Measuring your company: bookings vs revenue

Many companies measure their progress by some indicator of sales. In the end, product, market, and execution have to come together and how much money customers are willing to pay you is a pretty good indicator of how you are doing. But how to measure that?

In SaaS/recurring revenue models there are lots of detailed metrics. But what is that one summary metric – not for the wonkish analyst trying to analyze every detail of each month’s result but for Joe or Jane employee in engineering or marketing to see how the company is doing?

In early stage companies you almost always hear about “bookings”. Bookings are a measure of raw sales, how many orders we got. Which sounds simple and correct. But it is not always so simple. If a customer orders 10 widgets, one a year for the next 10 years that is very different from an order for 10 widgets right now. Now lets think about that order for 10 widgets, one per year for the next 10 years. Are they paid up front or on delivery? If the first widget doesn’t work are they still committed to the other 9? If they are not committed to all 10 is it really an order for 10 widgets or an order for 1 widget with an option on the other 9?

Unfortunately there is no universal standard for what is and is not a booking. I might have a strict policy that only counts firm commits that are paid up front. My competitor might have a lenient policy that counts orders that are paid later and are at risk of being cancelled, so it is very hard to compare bookings numbers across companies.

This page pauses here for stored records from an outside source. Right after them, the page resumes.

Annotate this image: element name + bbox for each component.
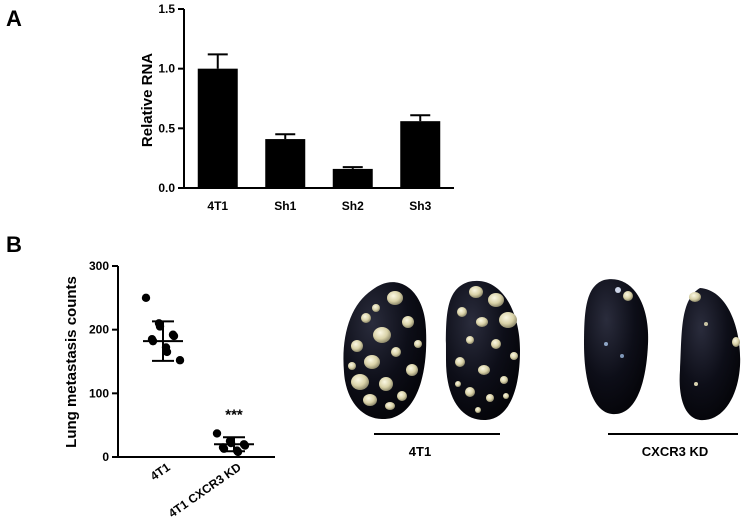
metastasis-nodule bbox=[475, 407, 481, 413]
y-tick-label: 100 bbox=[89, 386, 109, 400]
metastasis-nodule bbox=[348, 362, 356, 370]
metastasis-nodule bbox=[387, 291, 403, 305]
metastasis-nodule bbox=[488, 293, 504, 307]
metastasis-nodule bbox=[406, 364, 418, 376]
bar-chart-relative-rna: Relative RNA 0.0 0.5 1.0 1.5 4T1 Sh1 Sh2 Sh3 bbox=[139, 2, 454, 213]
y-tick-label: 0 bbox=[102, 450, 109, 464]
metastasis-nodule bbox=[351, 374, 369, 390]
x-tick-label: Sh2 bbox=[342, 199, 364, 213]
x-tick-label: Sh3 bbox=[409, 199, 431, 213]
data-point bbox=[141, 293, 151, 303]
metastasis-nodule bbox=[455, 357, 465, 367]
metastasis-nodule bbox=[503, 393, 509, 399]
data-point bbox=[169, 331, 179, 341]
metastasis-nodule bbox=[469, 286, 483, 298]
photo-label-cxcr3-kd: CXCR3 KD bbox=[642, 444, 708, 459]
metastasis-nodule bbox=[373, 327, 391, 343]
y-tick-label: 200 bbox=[89, 323, 109, 337]
lung-image-cxcr3-kd-b bbox=[679, 288, 741, 421]
x-tick-label: 4T1 bbox=[148, 460, 173, 484]
x-tick-label: 4T1 bbox=[207, 199, 228, 213]
bar-sh2 bbox=[332, 168, 373, 188]
lung-photographs: 4T1 CXCR3 KD bbox=[343, 279, 741, 459]
x-tick-label: Sh1 bbox=[274, 199, 296, 213]
y-tick-label: 300 bbox=[89, 259, 109, 273]
metastasis-nodule bbox=[379, 377, 393, 391]
metastasis-nodule bbox=[351, 340, 363, 352]
y-axis-label: Relative RNA bbox=[139, 53, 156, 147]
metastasis-nodule bbox=[385, 402, 395, 410]
panel-b-letter: B bbox=[6, 232, 22, 257]
metastasis-nodule bbox=[476, 317, 488, 327]
metastasis-nodule bbox=[402, 316, 414, 328]
panel-a-letter: A bbox=[6, 6, 22, 31]
metastasis-nodule bbox=[466, 336, 474, 344]
data-point bbox=[212, 429, 222, 438]
bar-4t1 bbox=[197, 68, 238, 188]
metastasis-nodule bbox=[361, 313, 371, 323]
lung-image-4t1-b bbox=[445, 280, 520, 420]
metastasis-nodule bbox=[372, 304, 380, 312]
y-tick-label: 1.0 bbox=[158, 62, 175, 76]
photo-label-4t1: 4T1 bbox=[409, 444, 431, 459]
metastasis-nodule bbox=[491, 339, 501, 349]
metastasis-nodule bbox=[510, 352, 518, 360]
data-point bbox=[240, 441, 250, 450]
significance-annotation: *** bbox=[225, 406, 243, 423]
metastasis-nodule bbox=[391, 347, 401, 357]
metastasis-nodule bbox=[499, 312, 517, 328]
data-point bbox=[162, 347, 172, 357]
data-point bbox=[175, 356, 185, 365]
lung-image-4t1-a bbox=[343, 282, 427, 420]
dot-plot-lung-metastasis: Lung metastasis counts 0 100 200 300 4T14T1… bbox=[63, 259, 275, 520]
bar-sh3 bbox=[400, 121, 441, 188]
metastasis-nodule bbox=[414, 340, 422, 348]
y-tick-label: 0.5 bbox=[158, 121, 175, 135]
metastasis-nodule bbox=[457, 307, 467, 317]
y-tick-label: 0.0 bbox=[158, 181, 175, 195]
metastasis-nodule bbox=[465, 387, 475, 397]
bar-sh1 bbox=[265, 139, 306, 188]
y-axis-label: Lung metastasis counts bbox=[63, 276, 80, 448]
metastasis-nodule bbox=[478, 365, 490, 375]
metastasis-nodule bbox=[486, 394, 494, 402]
metastasis-nodule bbox=[364, 355, 380, 369]
metastasis-nodule bbox=[455, 381, 461, 387]
x-tick-label: 4T1 CXCR3 KD bbox=[166, 460, 244, 521]
metastasis-nodule bbox=[500, 376, 508, 384]
metastasis-nodule bbox=[397, 391, 407, 401]
y-tick-label: 1.5 bbox=[158, 2, 175, 16]
metastasis-nodule bbox=[363, 394, 377, 406]
lung-image-cxcr3-kd-a bbox=[584, 279, 649, 415]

Revenue is different. There are very detailed standards for when you can recognize revenue. Revenue requires not just that you have an order, but that you have delivered the item and you expect to actually get paid for it. If I have an order for 10 ultra-widgets but haven’t yet figured out how to build an ultra-widget that is zero revenue until I actually ship the customer some ultra-widgets. Conversely, if I ship some widgets that were ordered a long time ago I recognize revenue today. So revenue is not purely a measure of sales, it can be increased or decreased by how the product is delivered to customers.

Which is better? As usual, it depends. Large companies typically report revenue. Reporting revenue is required for public companies and it is what outside parties look at because it is comparable across companies. Smaller companies typically report bookings because it is simpler to calculate and a purer measure of sales especially when other areas of the company that impact revenue recognition are not yet mature. Sometimes small companies don’t know the difference and say “revenue” when they have not followed any of the rules for recognizing revenue properly and they are reporting something that looks more like bookings.

Bookings numbers are typically higher than revenue numbers – it is hard to have revenue that is not bookings, but easy to have bookings that are not revenue. Sometimes the difference is enormous. If I get an order for 50 Dreamliners that might be a multi-billion dollar booking but until I deliver some planes that is no revenue. If a subscription service gets an order for a 3 year subscription to their product with one month remaining in the quarter they recognize 1/36 of that revenue in the quarter. It is not unusual to have revenue be half of bookings or less at a fast growing company.